Milkalyser, 5G RuralFirst, and Augmented Reality
Over recent months Milkalyser has been part of an exciting project exploring the potential benefits of 5G to rural industries and communities. Led by Cisco, this project has been a fantastic opportunity to work with a number of exciting partners. For our team, this has been a great chance to investigate the potential of 5G in the dairy industry, and the impact 5G could have on new technology in the industry.
The aim of the 5G RuralFirst project is to test 5G in rural communities and explore the potential benefits for rural industries. For Milkalyser, this gives us the chance to explore animal health applications which would previously be impossible due to poor internet connectivity. One concept we were particularly excited about developing further was an augmented reality (AR) solution for dairy farms.

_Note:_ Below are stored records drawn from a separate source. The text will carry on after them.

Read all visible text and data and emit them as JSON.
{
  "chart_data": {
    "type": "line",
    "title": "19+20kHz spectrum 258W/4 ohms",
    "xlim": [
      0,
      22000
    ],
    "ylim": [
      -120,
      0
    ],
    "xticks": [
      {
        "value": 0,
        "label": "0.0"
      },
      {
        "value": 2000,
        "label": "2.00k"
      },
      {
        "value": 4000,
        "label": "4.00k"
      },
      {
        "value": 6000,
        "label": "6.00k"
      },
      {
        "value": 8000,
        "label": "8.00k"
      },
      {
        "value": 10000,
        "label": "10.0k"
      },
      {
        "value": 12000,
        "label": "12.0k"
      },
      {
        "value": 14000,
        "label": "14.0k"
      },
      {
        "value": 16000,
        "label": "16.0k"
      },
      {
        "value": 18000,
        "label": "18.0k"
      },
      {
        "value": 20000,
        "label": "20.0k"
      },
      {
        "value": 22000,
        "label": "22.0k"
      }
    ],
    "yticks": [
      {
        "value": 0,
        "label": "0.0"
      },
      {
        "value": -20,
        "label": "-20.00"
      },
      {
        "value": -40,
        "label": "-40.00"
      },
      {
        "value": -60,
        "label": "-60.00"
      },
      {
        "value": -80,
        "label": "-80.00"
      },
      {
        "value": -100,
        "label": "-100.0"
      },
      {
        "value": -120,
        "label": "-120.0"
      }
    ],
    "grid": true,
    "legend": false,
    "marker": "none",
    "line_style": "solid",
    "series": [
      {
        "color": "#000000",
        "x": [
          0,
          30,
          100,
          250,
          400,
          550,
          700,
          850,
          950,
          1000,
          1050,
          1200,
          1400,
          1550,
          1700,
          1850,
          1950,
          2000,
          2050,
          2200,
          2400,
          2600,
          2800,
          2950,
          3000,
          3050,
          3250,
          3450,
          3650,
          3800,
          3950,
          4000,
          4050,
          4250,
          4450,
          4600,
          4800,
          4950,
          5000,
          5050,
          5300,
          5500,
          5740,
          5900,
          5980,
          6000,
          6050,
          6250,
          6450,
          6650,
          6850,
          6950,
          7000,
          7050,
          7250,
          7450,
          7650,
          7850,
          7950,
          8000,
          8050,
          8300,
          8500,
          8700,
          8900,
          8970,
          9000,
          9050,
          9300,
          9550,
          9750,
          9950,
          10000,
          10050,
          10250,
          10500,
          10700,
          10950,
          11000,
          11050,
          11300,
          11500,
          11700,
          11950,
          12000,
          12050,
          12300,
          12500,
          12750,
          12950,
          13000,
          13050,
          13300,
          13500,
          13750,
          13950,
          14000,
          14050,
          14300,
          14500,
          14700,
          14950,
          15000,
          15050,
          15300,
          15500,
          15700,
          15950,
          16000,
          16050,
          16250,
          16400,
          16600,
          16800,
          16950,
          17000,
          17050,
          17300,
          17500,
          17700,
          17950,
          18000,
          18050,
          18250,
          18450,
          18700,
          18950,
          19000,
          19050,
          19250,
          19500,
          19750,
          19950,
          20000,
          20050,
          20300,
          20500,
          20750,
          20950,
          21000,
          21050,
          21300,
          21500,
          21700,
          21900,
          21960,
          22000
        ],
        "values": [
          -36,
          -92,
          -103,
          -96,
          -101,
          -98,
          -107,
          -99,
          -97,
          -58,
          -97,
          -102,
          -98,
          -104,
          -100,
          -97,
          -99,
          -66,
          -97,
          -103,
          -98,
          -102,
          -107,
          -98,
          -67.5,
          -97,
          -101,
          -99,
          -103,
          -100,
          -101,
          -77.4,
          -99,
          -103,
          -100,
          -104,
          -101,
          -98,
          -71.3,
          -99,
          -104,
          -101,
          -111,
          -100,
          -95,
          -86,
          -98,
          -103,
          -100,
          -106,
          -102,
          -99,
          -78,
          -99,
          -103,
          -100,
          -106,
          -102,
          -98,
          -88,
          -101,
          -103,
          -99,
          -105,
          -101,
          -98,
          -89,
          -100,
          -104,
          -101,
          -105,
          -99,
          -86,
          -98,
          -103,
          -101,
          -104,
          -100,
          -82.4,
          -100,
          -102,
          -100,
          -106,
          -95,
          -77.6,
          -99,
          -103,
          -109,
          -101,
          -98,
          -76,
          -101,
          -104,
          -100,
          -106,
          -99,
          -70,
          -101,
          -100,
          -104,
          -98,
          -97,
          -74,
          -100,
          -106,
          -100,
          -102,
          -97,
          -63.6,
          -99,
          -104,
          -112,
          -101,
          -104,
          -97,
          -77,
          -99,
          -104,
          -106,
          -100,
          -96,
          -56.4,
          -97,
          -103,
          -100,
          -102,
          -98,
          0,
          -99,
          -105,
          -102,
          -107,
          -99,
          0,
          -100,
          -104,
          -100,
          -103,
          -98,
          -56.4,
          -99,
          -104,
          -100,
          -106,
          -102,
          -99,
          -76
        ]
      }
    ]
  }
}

As we began the project, we visualised an AR system that would allow the farmer to walk through the herd and receive real-time health and management data as they approach each cow. This would connect to existing systems on farm, including Milkalyser and the eCow bolus, displaying relevant information such as fertility data, rumen pH and temperature. By using an AR device, the user has their hands free, so they can act immediately on any health problems highlighted by the system. If the user cannot solve the problem, 5G would allow HD veterinary instruction videos to be streamed to the AR system.
For us, one of the first steps in any development project is establishing the user requirements. Using a group of potential users, we investigated their needs and discussed whether AR could be a useful solution. Following conversations with both farm workers and vets, the overwhelming consensus was that in general AR was not the most effective solution to the problems faced by our users. Although some of the negative feedback regarding AR may be due to an inherent wariness of new technology, many comments also questioned the practicality and safety of using an AR device around animals and on farms.
The majority of our potential users felt that AR was an additional complication which was likely to be more of a hindrance than a help. As the dairy industry becomes increasingly overwhelmed with data, perhaps what is really required is a system which integrates different data sources. Using these different sources of data, a clear management strategy can be produced to improve farm productivity and efficiency. It has really become apparent to us that perhaps the latest technology isn’t right for every situation, and sometimes the simpler solutions are the most effective.
It has also become clear to use that data integration is vital in making our technologies as effective as possible. Milkalyser can utilise data from a variety of existing technologies already in place on farms. This means a detailed background for every cow can be produced, allowing the Milkalyser algorithms to produce in-depth management actions. By investigating our users needs we have been able to refine our focus, ensuring we only produce technologies which are going to real-life problems and are not just a gimmick.